Presidents to the visionary UAW leader Walter Reuther, the founders of Intel, and Federal Reserve chairmen William McChesney Martin and Arthur Burns. At once history and biography, Great Society sketches moving portraits of the characters in this transformative period, from U.S. Just as technocratic military planning by “the Best and the Brightest” made failure in Vietnam inevitable, so planning by a team of the domestic best and brightest guaranteed fiasco at home. In Great Society, Shlaes offers a powerful companion to her legendary history of the 1930s, The Forgotten Man, and shows that in fact there was scant difference between two presidents we consider opposites: Johnson and Nixon. Ironically, Shlaes argues, the costs of entitlement commitments made a half century ago preclude the very reforms that Americans will need in coming decades. What’s more, Johnson’s and Nixon’s programs shackled millions of families in permanent government dependence. Yet the targets of our idealism proved elusive. Kennedy, Lyndon Johnson, or Richard Nixon, the country chose the public sector. Then, too, we debated socialism and capitalism, public sector reform versus private sector advancement. In the 1960s, Americans sought the same goals many seek now: an end to poverty, higher standards of living for the middle class, a better environment and more access to health care and education.

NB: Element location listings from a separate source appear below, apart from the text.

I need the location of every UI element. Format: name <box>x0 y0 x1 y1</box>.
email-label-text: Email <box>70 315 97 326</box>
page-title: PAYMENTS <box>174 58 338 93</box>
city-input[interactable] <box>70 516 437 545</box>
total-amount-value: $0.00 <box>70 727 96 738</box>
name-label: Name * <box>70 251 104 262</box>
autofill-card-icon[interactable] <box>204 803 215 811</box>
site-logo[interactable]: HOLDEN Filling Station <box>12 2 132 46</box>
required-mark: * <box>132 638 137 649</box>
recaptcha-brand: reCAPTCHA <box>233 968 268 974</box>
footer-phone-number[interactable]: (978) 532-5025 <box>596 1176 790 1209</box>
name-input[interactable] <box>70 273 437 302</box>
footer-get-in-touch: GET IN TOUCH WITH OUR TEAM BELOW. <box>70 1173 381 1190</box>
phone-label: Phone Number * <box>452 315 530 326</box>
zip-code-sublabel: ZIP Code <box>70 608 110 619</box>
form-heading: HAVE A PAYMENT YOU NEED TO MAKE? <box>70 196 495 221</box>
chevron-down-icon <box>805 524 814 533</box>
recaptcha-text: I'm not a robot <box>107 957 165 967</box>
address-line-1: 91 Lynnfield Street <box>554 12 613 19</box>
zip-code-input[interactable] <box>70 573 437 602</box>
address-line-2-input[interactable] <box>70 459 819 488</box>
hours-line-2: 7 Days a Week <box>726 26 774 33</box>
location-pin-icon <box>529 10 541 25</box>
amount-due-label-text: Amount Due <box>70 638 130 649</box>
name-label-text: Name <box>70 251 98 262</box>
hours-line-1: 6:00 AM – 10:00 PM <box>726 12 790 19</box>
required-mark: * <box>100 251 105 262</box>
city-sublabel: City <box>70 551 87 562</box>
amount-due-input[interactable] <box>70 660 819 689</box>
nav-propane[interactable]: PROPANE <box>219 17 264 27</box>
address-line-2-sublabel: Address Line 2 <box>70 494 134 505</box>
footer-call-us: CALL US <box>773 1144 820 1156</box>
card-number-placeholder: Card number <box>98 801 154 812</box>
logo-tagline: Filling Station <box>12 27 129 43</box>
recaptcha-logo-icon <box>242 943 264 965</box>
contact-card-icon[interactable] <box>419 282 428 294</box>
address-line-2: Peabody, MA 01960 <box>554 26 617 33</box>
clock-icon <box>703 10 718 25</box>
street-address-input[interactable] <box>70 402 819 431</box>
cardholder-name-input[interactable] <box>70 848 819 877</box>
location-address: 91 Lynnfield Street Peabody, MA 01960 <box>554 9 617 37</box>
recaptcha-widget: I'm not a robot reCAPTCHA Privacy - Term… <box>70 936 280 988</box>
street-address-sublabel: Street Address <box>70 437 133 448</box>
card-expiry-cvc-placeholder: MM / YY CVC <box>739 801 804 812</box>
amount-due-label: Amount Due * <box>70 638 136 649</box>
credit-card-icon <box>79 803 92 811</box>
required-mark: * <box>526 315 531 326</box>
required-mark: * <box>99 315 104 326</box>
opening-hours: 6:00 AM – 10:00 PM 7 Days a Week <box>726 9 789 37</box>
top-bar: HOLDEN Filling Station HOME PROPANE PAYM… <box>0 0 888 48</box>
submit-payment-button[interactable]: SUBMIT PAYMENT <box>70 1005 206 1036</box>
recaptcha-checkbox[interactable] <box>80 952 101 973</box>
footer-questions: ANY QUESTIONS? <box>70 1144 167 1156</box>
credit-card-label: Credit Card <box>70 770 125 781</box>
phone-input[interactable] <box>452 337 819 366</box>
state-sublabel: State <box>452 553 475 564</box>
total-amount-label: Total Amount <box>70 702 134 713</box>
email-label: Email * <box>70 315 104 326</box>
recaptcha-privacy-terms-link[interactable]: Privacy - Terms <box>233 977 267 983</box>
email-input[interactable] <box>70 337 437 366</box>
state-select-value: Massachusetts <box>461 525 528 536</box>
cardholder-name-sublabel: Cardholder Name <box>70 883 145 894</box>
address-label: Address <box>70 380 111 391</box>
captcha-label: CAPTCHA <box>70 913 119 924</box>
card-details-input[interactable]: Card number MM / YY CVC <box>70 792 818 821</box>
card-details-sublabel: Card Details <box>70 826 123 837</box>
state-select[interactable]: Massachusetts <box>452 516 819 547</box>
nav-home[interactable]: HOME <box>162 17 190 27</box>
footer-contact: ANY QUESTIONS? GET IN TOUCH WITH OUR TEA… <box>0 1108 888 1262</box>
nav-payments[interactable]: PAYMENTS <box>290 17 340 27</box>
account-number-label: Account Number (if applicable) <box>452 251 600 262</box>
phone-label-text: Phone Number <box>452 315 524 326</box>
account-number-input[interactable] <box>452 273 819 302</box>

the forgotten man by amity shlaes the forgotten man by amity shlaes

Many Americans are attracted to socialism and economic redistribution while opponents of those ideas argue for purer capitalism. Guelzo, Senior Research Scholar in the Council of the Humanities  Director of the Initiative on Politics and Statesmanship, James Madison Program, Princeton UniversityĪ conversation on Great Society: A New History by Amity Shlaes (HarperCollins, 2019). Amity Shlaes, Chairman, Calvin Coolidge Presidential Foundation, with Allen C.